The Copt population is descended almost exclusively from Coptic natives who remained Christian and did not intermarry. They do not identify as Arabs. I was told this by a Copt.
 
So Ireland is almost entirely populated by English people?
Different "ethnic groups" use different ways to define ingroup and outgroup. Language might define it for one group while another it is religion or something like past economic status.

The Copt population is descended almost exclusively from Coptic natives who remained Christian and did not intermarry.
and ? They still assimilated.

They do not identify as Arabs. I was told this by a Copt.
I've heard the opposite from a few Copts I know. Groups can have different opinions regarding identity.
 
Sectarian/ethnic. The Copts are not Arabs, which made some difficulty in the United Arab Republic, even though Nasser was secularist.

Do the Copts see themselves this way?

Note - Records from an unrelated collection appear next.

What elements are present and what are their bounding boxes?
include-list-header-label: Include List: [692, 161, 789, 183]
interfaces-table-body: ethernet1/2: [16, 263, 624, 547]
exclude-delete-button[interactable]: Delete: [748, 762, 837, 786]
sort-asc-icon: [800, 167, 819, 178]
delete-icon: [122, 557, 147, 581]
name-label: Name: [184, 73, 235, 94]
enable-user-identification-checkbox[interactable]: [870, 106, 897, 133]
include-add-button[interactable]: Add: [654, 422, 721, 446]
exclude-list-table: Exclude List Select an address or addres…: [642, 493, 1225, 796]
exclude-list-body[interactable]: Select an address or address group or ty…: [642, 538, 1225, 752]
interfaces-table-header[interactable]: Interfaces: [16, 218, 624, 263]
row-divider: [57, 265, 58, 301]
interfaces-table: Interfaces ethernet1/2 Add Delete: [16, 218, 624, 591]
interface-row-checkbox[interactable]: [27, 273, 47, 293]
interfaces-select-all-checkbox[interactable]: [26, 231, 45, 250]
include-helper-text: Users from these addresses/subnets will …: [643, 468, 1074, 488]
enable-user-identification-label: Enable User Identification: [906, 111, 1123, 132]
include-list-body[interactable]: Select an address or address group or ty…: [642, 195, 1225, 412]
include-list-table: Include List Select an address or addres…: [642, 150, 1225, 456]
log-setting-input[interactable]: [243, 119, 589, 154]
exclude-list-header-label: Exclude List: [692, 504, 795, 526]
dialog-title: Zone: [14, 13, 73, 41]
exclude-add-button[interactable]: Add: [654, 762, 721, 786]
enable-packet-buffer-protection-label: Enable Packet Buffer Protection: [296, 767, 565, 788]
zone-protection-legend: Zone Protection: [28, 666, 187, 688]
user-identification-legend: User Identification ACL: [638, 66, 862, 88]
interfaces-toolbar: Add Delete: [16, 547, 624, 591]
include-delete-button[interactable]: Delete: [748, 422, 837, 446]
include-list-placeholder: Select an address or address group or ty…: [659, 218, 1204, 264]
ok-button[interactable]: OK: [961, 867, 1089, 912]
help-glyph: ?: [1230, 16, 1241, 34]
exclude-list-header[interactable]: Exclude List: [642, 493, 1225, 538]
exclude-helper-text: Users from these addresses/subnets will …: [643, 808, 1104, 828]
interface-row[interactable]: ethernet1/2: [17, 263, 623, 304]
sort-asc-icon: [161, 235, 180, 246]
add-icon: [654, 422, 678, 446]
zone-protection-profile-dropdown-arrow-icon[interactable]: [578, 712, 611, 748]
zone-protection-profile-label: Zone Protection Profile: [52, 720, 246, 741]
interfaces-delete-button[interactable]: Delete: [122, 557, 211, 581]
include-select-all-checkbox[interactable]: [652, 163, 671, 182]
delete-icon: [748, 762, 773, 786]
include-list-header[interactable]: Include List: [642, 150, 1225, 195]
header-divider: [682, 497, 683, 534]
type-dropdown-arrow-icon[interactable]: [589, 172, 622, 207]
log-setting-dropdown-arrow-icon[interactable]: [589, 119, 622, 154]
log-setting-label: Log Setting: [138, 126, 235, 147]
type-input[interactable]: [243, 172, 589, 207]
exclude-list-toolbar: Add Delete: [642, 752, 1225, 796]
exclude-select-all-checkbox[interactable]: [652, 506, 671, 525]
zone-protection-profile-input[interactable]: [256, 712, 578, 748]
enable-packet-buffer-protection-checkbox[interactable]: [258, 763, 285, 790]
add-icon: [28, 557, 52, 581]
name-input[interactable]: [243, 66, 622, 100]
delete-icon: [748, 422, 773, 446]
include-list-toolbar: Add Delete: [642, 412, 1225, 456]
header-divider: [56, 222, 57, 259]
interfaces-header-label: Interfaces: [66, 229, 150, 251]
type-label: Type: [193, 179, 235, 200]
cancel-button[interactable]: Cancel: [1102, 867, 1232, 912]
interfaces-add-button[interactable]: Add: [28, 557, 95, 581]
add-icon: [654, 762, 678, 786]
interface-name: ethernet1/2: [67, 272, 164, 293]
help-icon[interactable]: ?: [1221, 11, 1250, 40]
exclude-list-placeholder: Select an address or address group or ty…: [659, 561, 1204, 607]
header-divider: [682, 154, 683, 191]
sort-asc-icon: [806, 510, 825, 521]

As importantly, do non-Copts see Copts this way?

Sinai plus the west bank of the Suez Canal? The latter is actually a populated region with three large cities, and is separated from the Nile valley and delta by desert.

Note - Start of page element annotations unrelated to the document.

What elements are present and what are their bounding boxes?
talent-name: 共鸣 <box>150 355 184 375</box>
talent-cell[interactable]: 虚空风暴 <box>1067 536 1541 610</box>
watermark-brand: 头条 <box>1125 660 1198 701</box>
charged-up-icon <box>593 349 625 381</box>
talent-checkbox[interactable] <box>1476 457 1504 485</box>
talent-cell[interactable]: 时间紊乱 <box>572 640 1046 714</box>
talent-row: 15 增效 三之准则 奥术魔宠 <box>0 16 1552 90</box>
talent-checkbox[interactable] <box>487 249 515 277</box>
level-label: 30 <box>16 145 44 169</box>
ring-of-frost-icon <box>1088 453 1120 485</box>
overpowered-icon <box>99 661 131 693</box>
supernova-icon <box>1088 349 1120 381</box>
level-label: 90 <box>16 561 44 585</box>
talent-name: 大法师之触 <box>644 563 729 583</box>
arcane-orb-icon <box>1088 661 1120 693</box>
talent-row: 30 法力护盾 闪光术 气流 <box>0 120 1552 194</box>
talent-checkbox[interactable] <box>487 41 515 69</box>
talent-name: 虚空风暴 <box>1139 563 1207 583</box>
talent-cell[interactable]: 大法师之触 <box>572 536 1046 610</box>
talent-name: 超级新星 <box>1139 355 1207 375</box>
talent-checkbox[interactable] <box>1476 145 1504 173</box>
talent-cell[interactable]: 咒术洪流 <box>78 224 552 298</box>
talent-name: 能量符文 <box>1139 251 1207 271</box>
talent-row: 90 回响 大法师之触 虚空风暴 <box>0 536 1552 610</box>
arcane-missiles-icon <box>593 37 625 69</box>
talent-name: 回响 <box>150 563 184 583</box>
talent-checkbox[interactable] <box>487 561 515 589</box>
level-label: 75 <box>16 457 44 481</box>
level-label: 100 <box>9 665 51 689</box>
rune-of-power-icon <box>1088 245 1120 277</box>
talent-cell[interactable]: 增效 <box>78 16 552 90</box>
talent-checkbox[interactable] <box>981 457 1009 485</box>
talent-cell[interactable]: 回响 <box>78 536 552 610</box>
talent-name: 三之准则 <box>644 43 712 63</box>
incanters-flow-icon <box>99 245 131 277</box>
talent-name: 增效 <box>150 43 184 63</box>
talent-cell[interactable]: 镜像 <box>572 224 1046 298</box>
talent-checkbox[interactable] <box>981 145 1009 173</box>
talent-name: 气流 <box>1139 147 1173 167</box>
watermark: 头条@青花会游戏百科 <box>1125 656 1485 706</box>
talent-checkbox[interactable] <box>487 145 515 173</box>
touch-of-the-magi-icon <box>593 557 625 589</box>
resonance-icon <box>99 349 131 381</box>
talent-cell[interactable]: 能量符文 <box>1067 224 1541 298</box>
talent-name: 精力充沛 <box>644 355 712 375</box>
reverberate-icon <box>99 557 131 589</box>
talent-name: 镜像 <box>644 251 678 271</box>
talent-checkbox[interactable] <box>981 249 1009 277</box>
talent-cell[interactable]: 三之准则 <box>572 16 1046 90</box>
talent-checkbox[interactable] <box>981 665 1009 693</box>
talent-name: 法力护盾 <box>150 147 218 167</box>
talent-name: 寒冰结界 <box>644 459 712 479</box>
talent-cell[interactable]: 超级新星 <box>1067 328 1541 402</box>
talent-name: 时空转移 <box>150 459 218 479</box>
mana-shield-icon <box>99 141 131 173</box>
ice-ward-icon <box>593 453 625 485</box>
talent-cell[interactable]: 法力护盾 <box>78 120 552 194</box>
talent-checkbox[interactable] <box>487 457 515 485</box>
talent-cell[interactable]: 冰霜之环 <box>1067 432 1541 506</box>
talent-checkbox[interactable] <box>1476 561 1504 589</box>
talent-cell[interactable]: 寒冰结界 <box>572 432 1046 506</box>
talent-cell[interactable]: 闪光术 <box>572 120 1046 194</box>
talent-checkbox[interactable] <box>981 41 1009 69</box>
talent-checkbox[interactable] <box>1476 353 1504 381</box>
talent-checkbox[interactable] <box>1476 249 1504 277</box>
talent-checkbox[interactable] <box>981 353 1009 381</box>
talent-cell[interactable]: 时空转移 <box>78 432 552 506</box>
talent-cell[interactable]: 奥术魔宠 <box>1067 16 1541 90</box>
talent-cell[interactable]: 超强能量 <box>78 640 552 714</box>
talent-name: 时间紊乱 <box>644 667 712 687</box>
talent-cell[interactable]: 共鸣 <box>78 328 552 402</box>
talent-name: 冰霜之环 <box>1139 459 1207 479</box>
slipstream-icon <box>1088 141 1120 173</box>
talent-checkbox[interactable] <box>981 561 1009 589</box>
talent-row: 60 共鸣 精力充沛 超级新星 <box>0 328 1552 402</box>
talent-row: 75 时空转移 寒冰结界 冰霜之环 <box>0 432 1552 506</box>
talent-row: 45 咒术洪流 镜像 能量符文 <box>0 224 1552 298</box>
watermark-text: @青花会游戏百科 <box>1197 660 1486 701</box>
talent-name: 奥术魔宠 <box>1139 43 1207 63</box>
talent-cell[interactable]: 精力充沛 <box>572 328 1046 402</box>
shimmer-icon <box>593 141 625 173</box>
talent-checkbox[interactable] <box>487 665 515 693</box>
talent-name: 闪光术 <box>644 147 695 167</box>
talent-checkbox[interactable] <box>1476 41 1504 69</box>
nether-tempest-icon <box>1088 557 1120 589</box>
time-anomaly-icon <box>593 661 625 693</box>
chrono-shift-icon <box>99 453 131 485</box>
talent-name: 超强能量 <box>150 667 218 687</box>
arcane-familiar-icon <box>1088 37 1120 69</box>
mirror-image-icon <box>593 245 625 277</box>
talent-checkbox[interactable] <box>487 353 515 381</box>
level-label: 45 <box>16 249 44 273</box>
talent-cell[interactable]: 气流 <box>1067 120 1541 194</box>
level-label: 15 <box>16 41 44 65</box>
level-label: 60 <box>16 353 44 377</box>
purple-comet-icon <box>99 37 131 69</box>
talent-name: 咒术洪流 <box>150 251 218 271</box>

That is imaginable. The big problem with that is that it does not seem as if there ever was a Coptic preponderance there.

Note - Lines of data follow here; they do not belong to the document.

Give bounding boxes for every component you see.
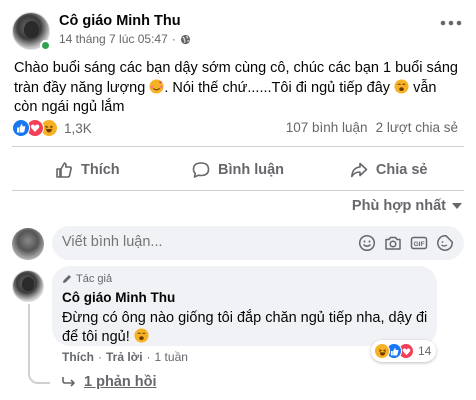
comment-reaction-count: 14	[418, 344, 432, 358]
comment-composer[interactable]: GIF	[52, 226, 464, 260]
speech-bubble-icon	[192, 162, 210, 178]
comment-text-line: để tôi ngủ!	[62, 329, 130, 345]
smiley-icon[interactable]	[358, 234, 376, 252]
comment-like-link[interactable]: Thích	[62, 350, 94, 364]
post-author[interactable]: Cô giáo Minh Thu	[59, 13, 181, 29]
composer-tools: GIF	[358, 234, 454, 252]
comment-reply-link[interactable]: Trả lời	[106, 350, 143, 364]
author-badge: Tác giả	[62, 273, 112, 285]
haha-reaction-icon	[374, 343, 390, 359]
svg-text:GIF: GIF	[414, 241, 425, 248]
engagement-counts: 107 bình luận 2 lượt chia sẻ	[286, 120, 458, 135]
comment-separator: ·	[98, 350, 102, 364]
post-text-line: tràn đầy năng lượng	[14, 79, 146, 96]
post-action-bar: Thích Bình luận Chia sẻ	[12, 152, 464, 188]
reaction-summary[interactable]: 1,3K	[12, 119, 92, 137]
reaction-count[interactable]: 1,3K	[64, 121, 92, 136]
share-button-label: Chia sẻ	[375, 162, 428, 178]
reply-thread-line	[28, 304, 50, 384]
commenter-avatar[interactable]	[12, 270, 44, 302]
comment-time[interactable]: 1 tuần	[155, 350, 188, 364]
post-meta: 14 tháng 7 lúc 05:47 ·	[59, 32, 191, 46]
reply-arrow-icon	[62, 377, 75, 387]
post-text-line: còn ngái ngủ lắm	[14, 99, 125, 115]
comment-sort-dropdown[interactable]: Phù hợp nhất	[352, 198, 462, 214]
divider	[12, 190, 464, 191]
like-button[interactable]: Thích	[12, 152, 163, 188]
like-button-label: Thích	[81, 162, 120, 178]
view-replies-label: 1 phản hồi	[84, 374, 157, 390]
more-options-icon[interactable]	[440, 20, 462, 26]
comment-separator: ·	[146, 350, 151, 364]
yawning-face-emoji-icon	[394, 78, 409, 94]
comment-button[interactable]: Bình luận	[163, 152, 314, 188]
post-text-line: Chào buổi sáng các bạn dậy sớm cùng cô, …	[14, 60, 458, 76]
post-text-line: . Nói thế chứ......Tôi đi ngủ tiếp đây	[164, 79, 391, 96]
view-replies-link[interactable]: 1 phản hồi	[62, 374, 157, 390]
share-arrow-icon	[350, 162, 368, 178]
sticker-icon[interactable]	[436, 234, 454, 252]
camera-icon[interactable]	[384, 234, 402, 252]
post-body: Chào buổi sáng các bạn dậy sớm cùng cô, …	[14, 59, 462, 118]
current-user-avatar[interactable]	[12, 228, 44, 260]
post-stats: 1,3K 107 bình luận 2 lượt chia sẻ	[12, 119, 464, 139]
online-status-icon	[40, 40, 51, 51]
yawning-face-emoji-icon	[134, 328, 149, 343]
post-text-line: vẫn	[413, 79, 437, 96]
caret-down-icon	[452, 202, 462, 209]
comment-input[interactable]	[62, 234, 322, 250]
divider	[12, 146, 464, 147]
meta-separator: ·	[171, 32, 176, 46]
thumbs-up-icon	[56, 162, 72, 178]
comment-actions: Thích · Trả lời · 1 tuần	[62, 350, 188, 364]
globe-icon[interactable]	[180, 34, 191, 45]
comment-bubble: Tác giả Cô giáo Minh Thu Đừng có ông nào…	[52, 266, 437, 346]
pencil-icon	[63, 275, 71, 283]
like-reaction-icon	[12, 119, 30, 137]
sort-label: Phù hợp nhất	[351, 198, 446, 214]
comment-count-link[interactable]: 107 bình luận	[286, 120, 368, 135]
share-count-link[interactable]: 2 lượt chia sẻ	[376, 120, 458, 135]
comment-author[interactable]: Cô giáo Minh Thu	[62, 290, 175, 305]
comment-button-label: Bình luận	[217, 162, 285, 178]
comment-reaction-summary[interactable]: 14	[371, 340, 437, 362]
post-timestamp[interactable]: 14 tháng 7 lúc 05:47	[59, 32, 168, 46]
post-header: Cô giáo Minh Thu 14 tháng 7 lúc 05:47 ·	[12, 12, 464, 52]
author-badge-label: Tác giả	[76, 273, 113, 285]
smiling-hearts-emoji-icon	[149, 78, 164, 94]
comment-text-line: Đừng có ông nào giống tôi đắp chăn ngủ t…	[62, 310, 428, 326]
share-button[interactable]: Chia sẻ	[313, 152, 464, 188]
gif-icon[interactable]: GIF	[410, 234, 428, 252]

No. But descent from the migrants out of Arabia is.

The Copts are descended from the pre-Arab-conquest inhabitants of Egypt.

So are the Muslims of Egypt. Egyptian Muslims are overwhelmingly descended from converts, particularly from the local Coptic Christianity; Egypt was hardly repopulated.
 
Different "ethnic groups" use different ways to define ingroup and outgroup. Language might define it for one group while another it is religion or something like past economic status.

With regards to the Irish, one point in their favour is the fact that their ancestral language seems to be spoken and used to an extent that is not true for a Copt that is close to extinct.

(Note, please, that I do not think that should be the only metric.)

The passage of time is also key. If it is clear that the Irish constitute an ethnic group, it is much less clear for the Cornish, much more assimilated than the Irish. The Cornish language dropped out of use as a community language for nearly two centuries before its late 19th century revival.

I've heard the opposite from a few Copts I know. Groups can have different opinions regarding identity.

Is this debate something like the debate among Maronites over whether or not they, or perhaps the wider Lebanese population, can be considered Arabs?

The answer to that question, and to like questions posed to like groups, is that it honestly depends on the circumstances, including the question of what the people in question prefer. In much of the Arab world, including Egypt, there were Arab and local national identities that were authentically multireligious; in Egypt, the main divide seems not to have been drawn between Muslims and non-Muslims, but rather between natives and immigrants.

Could this have changed? Certainly. I can imagine scenarios in which Egypt might have had a different colonial history, a rather worse one, in which the main dividing line came to be drawn between Muslims and non-Muslims. In that scenario, I can imagine one imperial power or another trying to engage in some demographic reengineering, creating a new concentration of Copts in an area that would be a dependable client state.

(It is also the case that I can imagine an Egypt that evolve rather better, one that did not end up under any kind of colonial control and that became a secure country where European and other immigrants could find a secure place.)
 
Or a descendant of people from Arabia.

A lot of people have ancestors from Arabia. The question then would be how large percentage of your ancestry would have to be from Arabia to count as an Arab. My impression is that people consider themselves Arab if they speak Arab and self-identify as Arab. Probably Muslims outside Arabia proper in general have more ancestry from the Arab peninsula than non-Muslims in the same areas (like the Copts and Maronites), although even among the latter some identify as Arab, and many of the Muslims probably have most of their ancestry from other regions than Arabia.
 

Deleted member 169412

The Copts aren't a majority anywhere in Egypt so it's hard to see how a single part of Egypt could become a Coptic nation-state without population transfers and other Bad Things (tm).